For Fans Of
Primarily London-based band, Pariso have produced a clever and rapidly moving album with ‘Consanguinity’. The complexities of instrumentation combined with the band’s abrupt aggression on this album demands attention. They manage to reveal so much force through such short tracks too, averaging at two and a half minutes each.
Pariso do not hesitate at all when it comes to introductions, bursting right in with an explosion of noise in ‘The Separation’. This solid start drives the album to more chaos, and as a whole, the maintained sound gives the release a great sense of prosody.
The beginning of ‘Maniai’ is only a little bit less intense, boasting some high-wailing guitars, and feels like a rush to the finish, even when things slow and the guitars feel as if they are dragging themselves forward.
Following even more vigorous and fast-moving content, ‘Tower of Genus’ pulls things back a little bit for a while. This change allows for some mesmerising but haunting female vocals to take the lead, and these are then kept as the instruments and screams return.
The theme of the album, as the band have identified themselves, is family and relations, but it would be more accurate to say it is specifically about the pain that comes with struggles associated with family members and other relations. This can be heard throughout the songs, but is really brought to the fore as the album comes to a close.

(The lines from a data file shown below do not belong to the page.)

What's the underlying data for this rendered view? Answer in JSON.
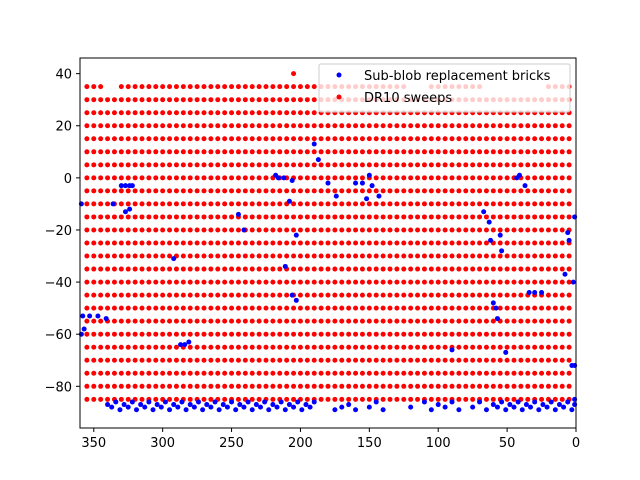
{
  "chart_data": {
    "type": "scatter",
    "title": "",
    "xlabel": "",
    "ylabel": "",
    "xlim": [
      360,
      0
    ],
    "ylim": [
      -96,
      46
    ],
    "x_ticks": [
      350,
      300,
      250,
      200,
      150,
      100,
      50,
      0
    ],
    "y_ticks": [
      40,
      20,
      0,
      -20,
      -40,
      -60,
      -80
    ],
    "grid": false,
    "legend_position": "upper-right",
    "series": [
      {
        "name": "Sub-blob replacement bricks",
        "color": "#0000ff",
        "points": [
          [
            340,
            -87
          ],
          [
            337,
            -88
          ],
          [
            334,
            -86
          ],
          [
            331,
            -89
          ],
          [
            328,
            -87
          ],
          [
            325,
            -88
          ],
          [
            322,
            -86
          ],
          [
            319,
            -89
          ],
          [
            316,
            -87
          ],
          [
            313,
            -88
          ],
          [
            310,
            -86
          ],
          [
            307,
            -89
          ],
          [
            304,
            -87
          ],
          [
            301,
            -88
          ],
          [
            298,
            -86
          ],
          [
            295,
            -89
          ],
          [
            292,
            -87
          ],
          [
            289,
            -88
          ],
          [
            286,
            -86
          ],
          [
            283,
            -89
          ],
          [
            280,
            -87
          ],
          [
            277,
            -88
          ],
          [
            274,
            -86
          ],
          [
            271,
            -89
          ],
          [
            268,
            -87
          ],
          [
            265,
            -88
          ],
          [
            262,
            -86
          ],
          [
            259,
            -89
          ],
          [
            256,
            -87
          ],
          [
            253,
            -88
          ],
          [
            250,
            -86
          ],
          [
            247,
            -89
          ],
          [
            244,
            -87
          ],
          [
            241,
            -88
          ],
          [
            238,
            -86
          ],
          [
            235,
            -89
          ],
          [
            232,
            -87
          ],
          [
            229,
            -88
          ],
          [
            226,
            -86
          ],
          [
            223,
            -89
          ],
          [
            220,
            -87
          ],
          [
            217,
            -88
          ],
          [
            214,
            -86
          ],
          [
            211,
            -89
          ],
          [
            208,
            -87
          ],
          [
            205,
            -88
          ],
          [
            202,
            -86
          ],
          [
            199,
            -89
          ],
          [
            196,
            -87
          ],
          [
            193,
            -88
          ],
          [
            190,
            -86
          ],
          [
            175,
            -89
          ],
          [
            170,
            -88
          ],
          [
            165,
            -87
          ],
          [
            160,
            -89
          ],
          [
            150,
            -88
          ],
          [
            145,
            -86
          ],
          [
            140,
            -89
          ],
          [
            120,
            -88
          ],
          [
            110,
            -86
          ],
          [
            105,
            -89
          ],
          [
            100,
            -87
          ],
          [
            95,
            -88
          ],
          [
            90,
            -86
          ],
          [
            85,
            -89
          ],
          [
            75,
            -88
          ],
          [
            70,
            -86
          ],
          [
            65,
            -89
          ],
          [
            60,
            -87
          ],
          [
            57,
            -88
          ],
          [
            54,
            -86
          ],
          [
            51,
            -89
          ],
          [
            48,
            -87
          ],
          [
            45,
            -88
          ],
          [
            42,
            -86
          ],
          [
            39,
            -89
          ],
          [
            36,
            -87
          ],
          [
            33,
            -88
          ],
          [
            30,
            -86
          ],
          [
            27,
            -89
          ],
          [
            24,
            -87
          ],
          [
            21,
            -88
          ],
          [
            18,
            -86
          ],
          [
            15,
            -89
          ],
          [
            12,
            -87
          ],
          [
            9,
            -88
          ],
          [
            6,
            -86
          ],
          [
            3,
            -89
          ],
          [
            1,
            -87
          ],
          [
            1,
            -85
          ],
          [
            359,
            -10
          ],
          [
            358,
            -53
          ],
          [
            353,
            -53
          ],
          [
            347,
            -53
          ],
          [
            341,
            -54
          ],
          [
            359,
            -60
          ],
          [
            357,
            -58
          ],
          [
            330,
            -3
          ],
          [
            327,
            -3
          ],
          [
            324,
            -3
          ],
          [
            322,
            -3
          ],
          [
            336,
            -10
          ],
          [
            327,
            -13
          ],
          [
            324,
            -12
          ],
          [
            292,
            -31
          ],
          [
            287,
            -64
          ],
          [
            284,
            -64
          ],
          [
            281,
            -63
          ],
          [
            245,
            -14
          ],
          [
            241,
            -20
          ],
          [
            218,
            1
          ],
          [
            216,
            0
          ],
          [
            212,
            0
          ],
          [
            208,
            -9
          ],
          [
            206,
            -1
          ],
          [
            203,
            -22
          ],
          [
            211,
            -34
          ],
          [
            206,
            -45
          ],
          [
            203,
            -47
          ],
          [
            190,
            13
          ],
          [
            187,
            7
          ],
          [
            180,
            -2
          ],
          [
            174,
            -7
          ],
          [
            160,
            -2
          ],
          [
            155,
            -2
          ],
          [
            152,
            -8
          ],
          [
            150,
            1
          ],
          [
            148,
            -3
          ],
          [
            143,
            -7
          ],
          [
            90,
            -66
          ],
          [
            67,
            -13
          ],
          [
            63,
            -17
          ],
          [
            62,
            -24
          ],
          [
            60,
            -48
          ],
          [
            58,
            -50
          ],
          [
            55,
            -22
          ],
          [
            54,
            -28
          ],
          [
            57,
            -54
          ],
          [
            51,
            -67
          ],
          [
            43,
            0
          ],
          [
            41,
            1
          ],
          [
            37,
            -3
          ],
          [
            34,
            -44
          ],
          [
            30,
            -44
          ],
          [
            25,
            -44
          ],
          [
            8,
            -37
          ],
          [
            6,
            -21
          ],
          [
            5,
            -24
          ],
          [
            2,
            -40
          ],
          [
            1,
            -15
          ],
          [
            3,
            -72
          ],
          [
            1,
            -72
          ]
        ]
      },
      {
        "name": "DR10 sweeps",
        "color": "#ff0000",
        "grid_points": [
          {
            "lat": 40,
            "lon_from": 205,
            "lon_to": 205,
            "lon_step": 1
          },
          {
            "lat": 35,
            "lon_from": 5,
            "lon_to": 355,
            "lon_step": 5,
            "lon_exclude_ranges": [
              [
                25,
                65
              ],
              [
                110,
                120
              ],
              [
                335,
                340
              ]
            ]
          },
          {
            "lat": 30,
            "lon_from": 5,
            "lon_to": 355,
            "lon_step": 5
          },
          {
            "lat": 25,
            "lon_from": 5,
            "lon_to": 355,
            "lon_step": 5
          },
          {
            "lat": 20,
            "lon_from": 5,
            "lon_to": 355,
            "lon_step": 5
          },
          {
            "lat": 15,
            "lon_from": 5,
            "lon_to": 355,
            "lon_step": 5
          },
          {
            "lat": 10,
            "lon_from": 5,
            "lon_to": 355,
            "lon_step": 5
          },
          {
            "lat": 5,
            "lon_from": 5,
            "lon_to": 355,
            "lon_step": 5
          },
          {
            "lat": 0,
            "lon_from": 5,
            "lon_to": 355,
            "lon_step": 5
          },
          {
            "lat": -5,
            "lon_from": 5,
            "lon_to": 355,
            "lon_step": 5
          },
          {
            "lat": -10,
            "lon_from": 5,
            "lon_to": 355,
            "lon_step": 5
          },
          {
            "lat": -15,
            "lon_from": 5,
            "lon_to": 355,
            "lon_step": 5
          },
          {
            "lat": -20,
            "lon_from": 5,
            "lon_to": 355,
            "lon_step": 5
          },
          {
            "lat": -25,
            "lon_from": 5,
            "lon_to": 355,
            "lon_step": 5
          },
          {
            "lat": -30,
            "lon_from": 5,
            "lon_to": 355,
            "lon_step": 5
          },
          {
            "lat": -35,
            "lon_from": 5,
            "lon_to": 355,
            "lon_step": 5
          },
          {
            "lat": -40,
            "lon_from": 5,
            "lon_to": 355,
            "lon_step": 5
          },
          {
            "lat": -45,
            "lon_from": 5,
            "lon_to": 355,
            "lon_step": 5
          },
          {
            "lat": -50,
            "lon_from": 5,
            "lon_to": 355,
            "lon_step": 5
          },
          {
            "lat": -55,
            "lon_from": 5,
            "lon_to": 355,
            "lon_step": 5
          },
          {
            "lat": -60,
            "lon_from": 5,
            "lon_to": 355,
            "lon_step": 5
          },
          {
            "lat": -65,
            "lon_from": 5,
            "lon_to": 355,
            "lon_step": 5
          },
          {
            "lat": -70,
            "lon_from": 5,
            "lon_to": 355,
            "lon_step": 5
          },
          {
            "lat": -75,
            "lon_from": 5,
            "lon_to": 355,
            "lon_step": 5
          },
          {
            "lat": -80,
            "lon_from": 5,
            "lon_to": 355,
            "lon_step": 5
          },
          {
            "lat": -85,
            "lon_from": 5,
            "lon_to": 355,
            "lon_step": 5
          }
        ]
      }
    ]
  }
}
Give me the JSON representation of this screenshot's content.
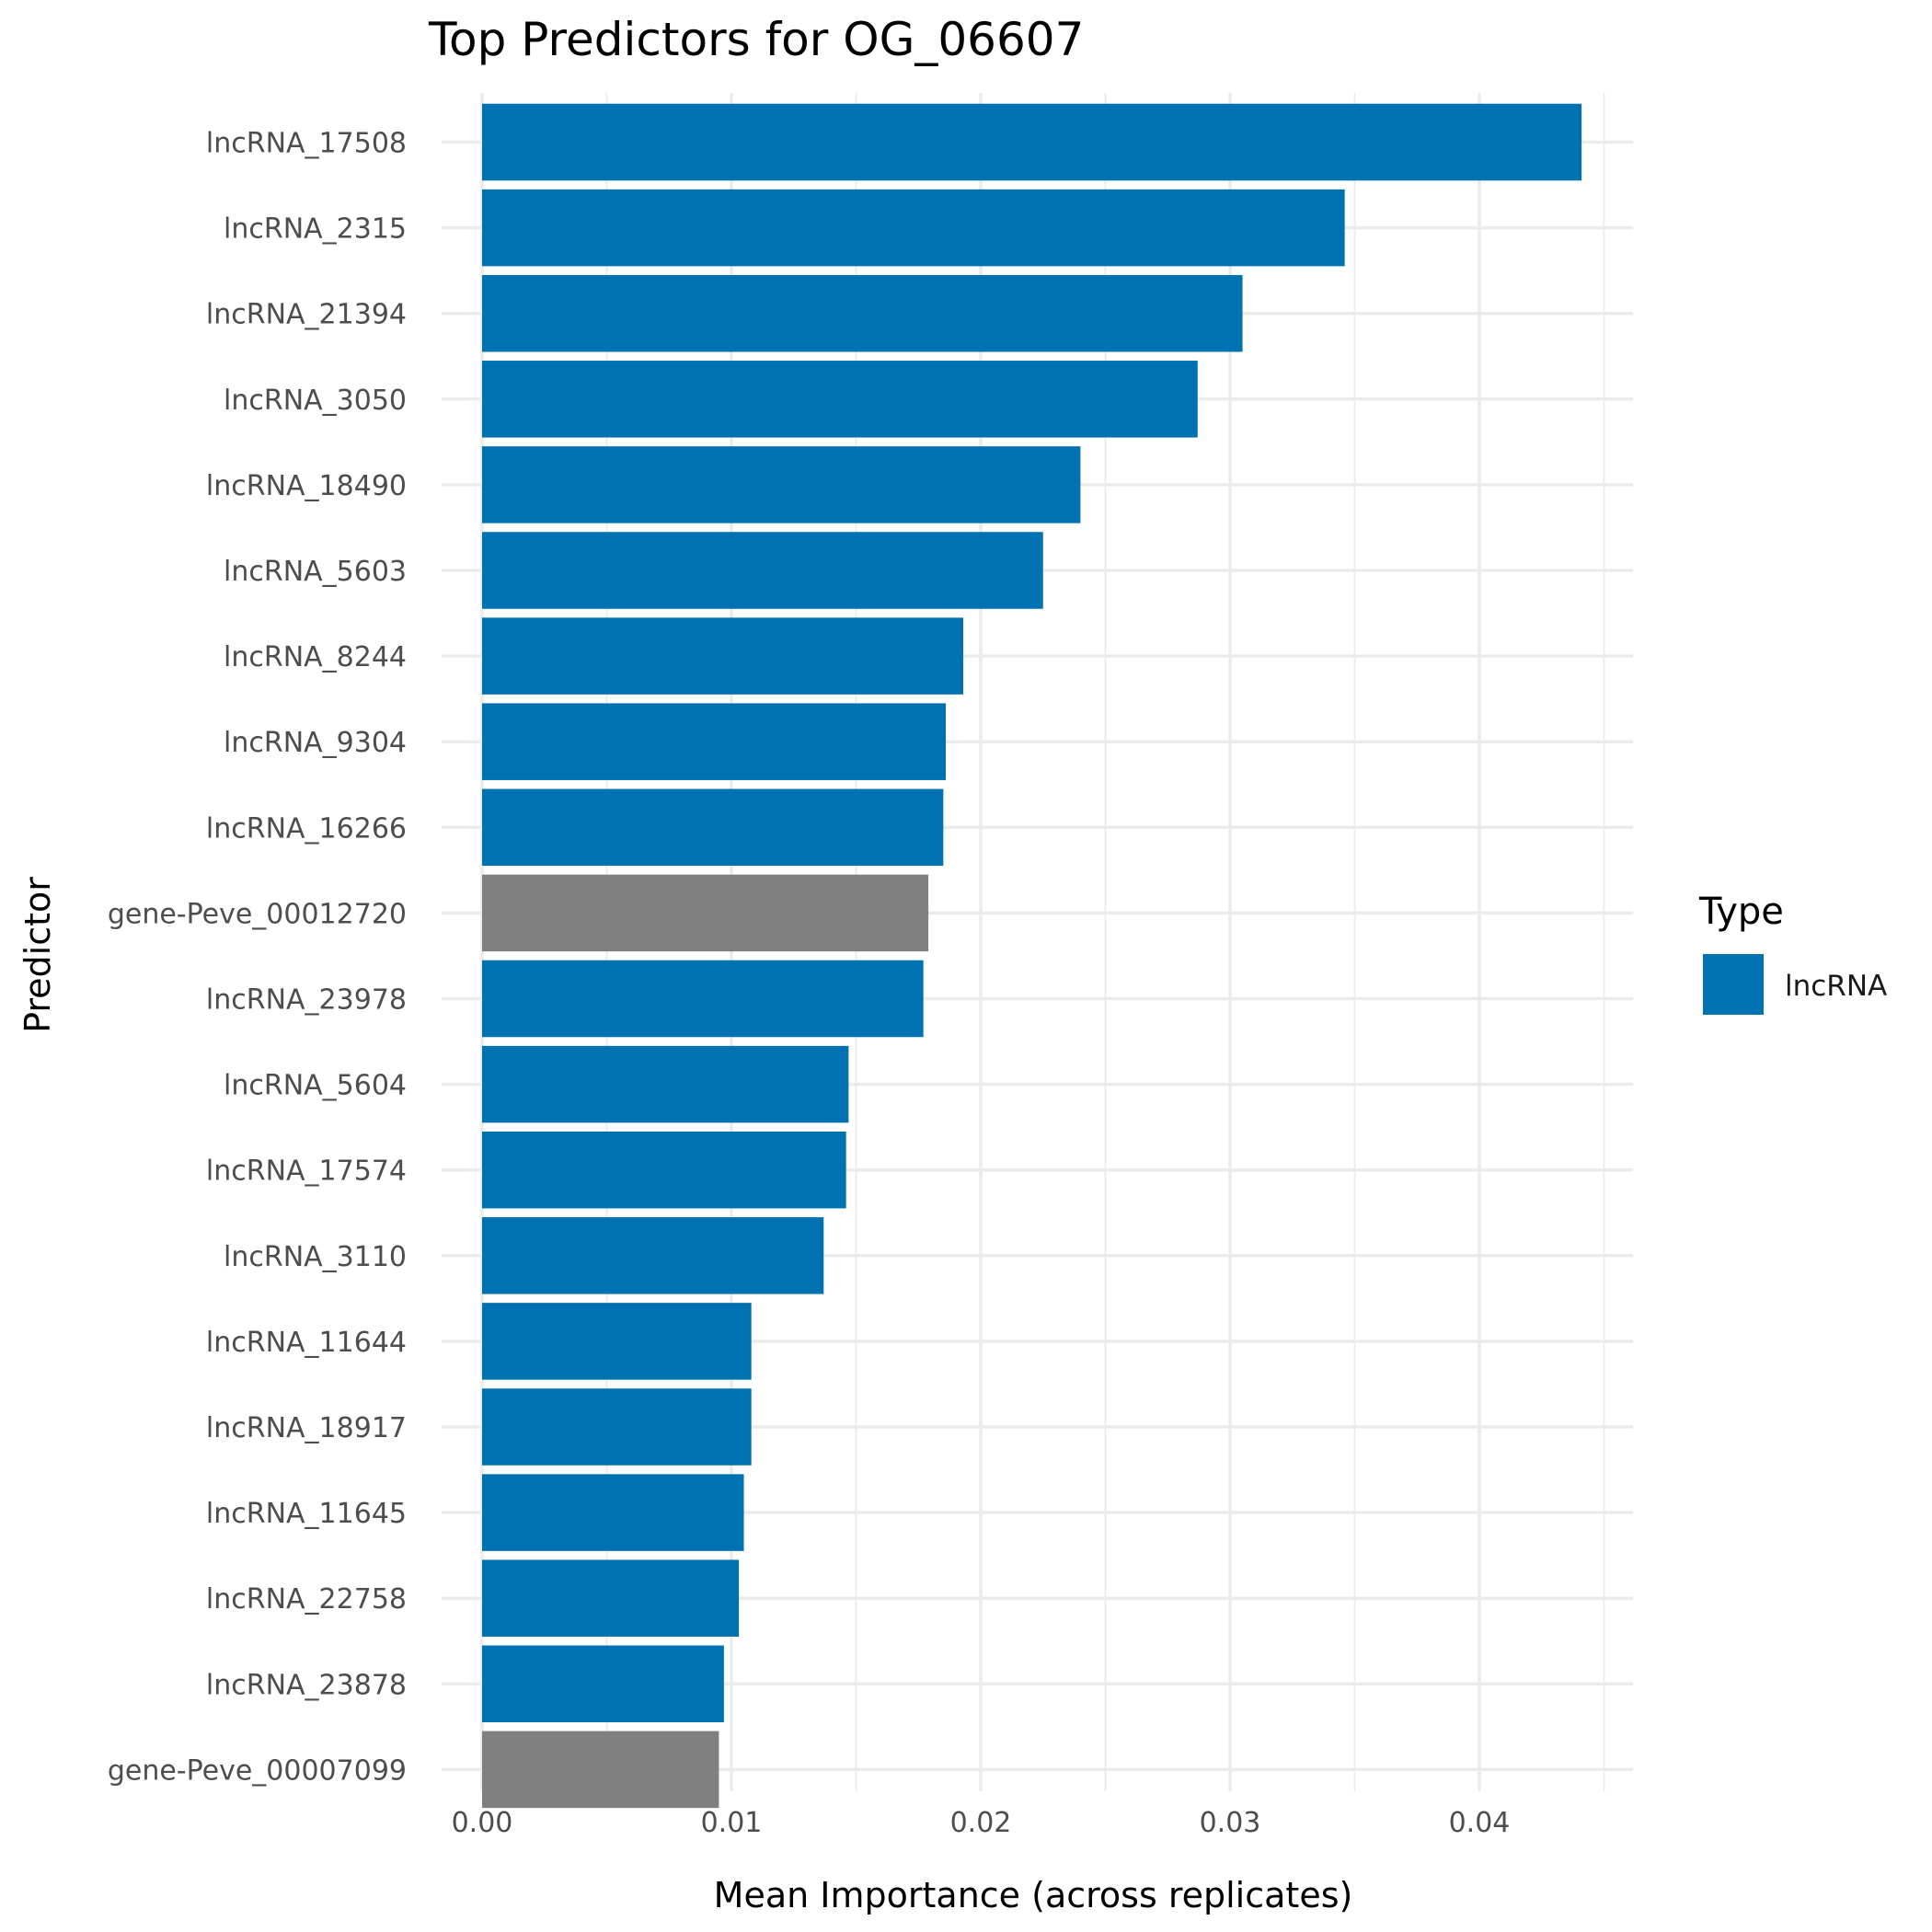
{
  "chart_data": {
    "type": "bar",
    "orientation": "horizontal",
    "title": "Top Predictors for OG_06607",
    "xlabel": "Mean Importance (across replicates)",
    "ylabel": "Predictor",
    "xlim": [
      0,
      0.046
    ],
    "xticks": [
      0.0,
      0.01,
      0.02,
      0.03,
      0.04
    ],
    "xtick_labels": [
      "0.00",
      "0.01",
      "0.02",
      "0.03",
      "0.04"
    ],
    "grid": true,
    "legend": {
      "title": "Type",
      "placement": "right",
      "entries": [
        {
          "label": "lncRNA",
          "color": "#0072b2"
        }
      ]
    },
    "categories": [
      "lncRNA_17508",
      "lncRNA_2315",
      "lncRNA_21394",
      "lncRNA_3050",
      "lncRNA_18490",
      "lncRNA_5603",
      "lncRNA_8244",
      "lncRNA_9304",
      "lncRNA_16266",
      "gene-Peve_00012720",
      "lncRNA_23978",
      "lncRNA_5604",
      "lncRNA_17574",
      "lncRNA_3110",
      "lncRNA_11644",
      "lncRNA_18917",
      "lncRNA_11645",
      "lncRNA_22758",
      "lncRNA_23878",
      "gene-Peve_00007099"
    ],
    "values": [
      0.0441,
      0.0346,
      0.0305,
      0.0287,
      0.024,
      0.0225,
      0.0193,
      0.0186,
      0.0185,
      0.0179,
      0.0177,
      0.0147,
      0.0146,
      0.0137,
      0.0108,
      0.0108,
      0.0105,
      0.0103,
      0.0097,
      0.0095
    ],
    "types": [
      "lncRNA",
      "lncRNA",
      "lncRNA",
      "lncRNA",
      "lncRNA",
      "lncRNA",
      "lncRNA",
      "lncRNA",
      "lncRNA",
      "gene",
      "lncRNA",
      "lncRNA",
      "lncRNA",
      "lncRNA",
      "lncRNA",
      "lncRNA",
      "lncRNA",
      "lncRNA",
      "lncRNA",
      "gene"
    ],
    "colors": {
      "lncRNA": "#0072b2",
      "gene": "#808080"
    }
  }
}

In ‘Dead Blockade’ you can feel the pain in Mario Gambardella’s voice when he screams, “when you close your eyes, do you see me? Because when I do, I don’t see you." That last ‘you’ is dragged over one of the few moments in the album where instrumentation is sparse, and it feels as if it is cutting through what has been built up by the band. The song then slows and softens, evoking more of a heavy alternative sound, and eventually fades out. This end section provides a sort of cool down following the constant heavy blows that come before.
Pariso have created a relentless and unforgiving album through ‘Consanguinity’. It is extremely generous for them to offer such a striking collection for free, and even though it may not be for everyone, it is certainly something worth checking out.